Die weit verbreitete Selbstbeschreibung Europas erzählt dessen Geistesgeschichte in der Regel anhand zweier Entwicklungslinien – zum einen der Religion und zum anderen der Wissenschaft –, von ihren Konflikten und auch von Versuchen, sie zusammenzubringen.
Das jähe Erstaunen beim Anblick einer Zeichnung aus dem Jahre 1779, die den Menschen in seinen kosmischen Bezügen derart darstellt, dass die Planeten-Archetypen den Stellen zugeordnet sind, wo sich nach indischer Lehre die Chakren befinden¹, sollte Zweifel an dem europäischen Selbstbild wecken. Woher kommt das? Nicht aus der Religion, zumindest nicht, wie sie in Europa verstanden und praktiziert wird. Und aus der Wissenschaft auch nicht …
Was hat das Abendland gewusst, aber offenbar vergessen? Werden wir heute durch die Begegnung mit asiatischen Kulturen auf eigene unentdeckte Ressourcen gestoßen? Ist die christliche Mystik nur ein etwas unorthodoxes Anhängsel an die institutionalisierte Religion, wie sie von den Kirchen vertreten wird? War Giordano Bruno ein Naturwissenschaftler, der nur den Schritt zur mathematisierten Naturwissenschaft noch nicht geschafft hat? Oder gibt es in der europäischen Geistesgeschichte noch eine dritte Entwicklungslinie? Gerade das Dreieck Kirche – Galilei – Bruno könnte eine Erzählung in drei Linien plausibel machen: einerseits die Kirche, die beide als Ketzer verbrennen wollte, Galilei, der eine mathematisierte materialistische Naturwissenschaft anstrebte und damit im Gegensatz stand zu Bruno, der die Welt als lebendigen, beseelten Kosmos auffasste – also drei überaus konträre Positionen.
II.
Eine reduzierte Selbstwahrnehmung bringt in der Regel ein entsprechend unvollständiges Bild anderer Kulturen hervor. Die vom Islam geprägten Kulturen kennen nicht nur den Gesetzes-Islam in seinen verschiedenen Richtungen (darunter eben auch die fundamentalistischen, auf den Wahabismus zurückgehenden), eine Zeit des Rationalismus und der Aufklärung² mit einem Aufblühen der Wissenschaft in den Jahrhunderten um die erste Jahrtausendwende, sondern auch den Sufismus, eine auf vorislamische Traditionen aufbauende Mystik, die Gott im Herzen eines jeden Menschen sucht. Der Sufismus, dessen bekannteste Vertreter Dschelaleddin Rumi und Ibn Arabi waren (beides Mystiker, Dichter und Philosophen zugleich), befand sich oft im Konflikt mit dem Gesetzes-Islam: Viele Mystiker wurden verfolgt und sogar hingerichtet – andererseits waren die Sufis Vertreter einer die Rationalität übersteigenden Spiritualität.

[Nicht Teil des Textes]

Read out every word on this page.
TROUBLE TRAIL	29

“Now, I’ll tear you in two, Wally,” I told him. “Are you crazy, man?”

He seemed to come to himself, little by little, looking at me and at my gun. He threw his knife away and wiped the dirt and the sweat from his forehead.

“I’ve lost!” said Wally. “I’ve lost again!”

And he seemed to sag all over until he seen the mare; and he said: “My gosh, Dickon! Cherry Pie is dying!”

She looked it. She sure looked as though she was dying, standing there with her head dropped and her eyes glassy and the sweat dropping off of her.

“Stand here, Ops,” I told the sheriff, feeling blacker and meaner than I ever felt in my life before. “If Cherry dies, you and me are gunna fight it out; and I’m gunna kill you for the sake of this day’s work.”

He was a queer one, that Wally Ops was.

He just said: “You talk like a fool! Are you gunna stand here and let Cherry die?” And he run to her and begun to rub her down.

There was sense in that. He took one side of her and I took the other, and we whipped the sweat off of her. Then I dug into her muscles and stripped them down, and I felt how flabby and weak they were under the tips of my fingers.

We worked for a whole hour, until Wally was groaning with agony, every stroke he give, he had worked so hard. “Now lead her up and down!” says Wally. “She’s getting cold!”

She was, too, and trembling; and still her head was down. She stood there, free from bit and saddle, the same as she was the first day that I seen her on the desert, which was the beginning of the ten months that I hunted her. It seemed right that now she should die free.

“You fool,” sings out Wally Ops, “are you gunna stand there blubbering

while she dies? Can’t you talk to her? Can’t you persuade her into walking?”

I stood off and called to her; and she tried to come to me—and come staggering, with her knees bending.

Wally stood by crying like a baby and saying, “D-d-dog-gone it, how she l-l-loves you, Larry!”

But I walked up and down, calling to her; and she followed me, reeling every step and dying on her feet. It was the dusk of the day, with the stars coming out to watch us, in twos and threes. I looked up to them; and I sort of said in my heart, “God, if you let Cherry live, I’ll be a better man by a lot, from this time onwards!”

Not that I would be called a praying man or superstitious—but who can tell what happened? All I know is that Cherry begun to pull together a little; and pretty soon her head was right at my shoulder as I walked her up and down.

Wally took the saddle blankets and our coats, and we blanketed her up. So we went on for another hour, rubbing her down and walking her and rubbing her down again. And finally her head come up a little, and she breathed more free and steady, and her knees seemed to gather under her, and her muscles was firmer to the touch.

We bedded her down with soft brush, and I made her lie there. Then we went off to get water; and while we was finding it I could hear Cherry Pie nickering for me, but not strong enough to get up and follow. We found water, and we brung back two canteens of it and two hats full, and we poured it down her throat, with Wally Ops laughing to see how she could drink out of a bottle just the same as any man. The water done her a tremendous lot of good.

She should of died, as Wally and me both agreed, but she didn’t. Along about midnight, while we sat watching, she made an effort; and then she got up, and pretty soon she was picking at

Auch heute gibt es vielerorts diese drei Linien: eine am Westen, an Rationalität und Aufklärung orientierte Oberschicht, den Gesetzes-Islam und den in der Bevölkerung sehr beliebten Sufismus mit Heiligen-Verehrung, Volksfesten und einer großen Toleranz für andere Religionen.
Es ist eine Tragödie, dass gerade in Ländern wie Pakistan und Afghanistan heute der Sufismus von fundamentalistischen Strömungen wie den Taliban erbittert bekämpft wird; sie »versuchen, diese äußerst tolerante, synkretistische Verkörperung des Islam zu zersetzen, obwohl gerade heute ein solches Gesicht des Islam dringend gebraucht wird, um die wachsende Kluft zwischen dieser und anderen Religionen zu überbrücken«, schreibt William Dalrymple³, der sogar von einem »Kampf der Kulturen« spricht, »nicht zwischen dem Osten und dem Westen, sondern innerhalb des Islam«.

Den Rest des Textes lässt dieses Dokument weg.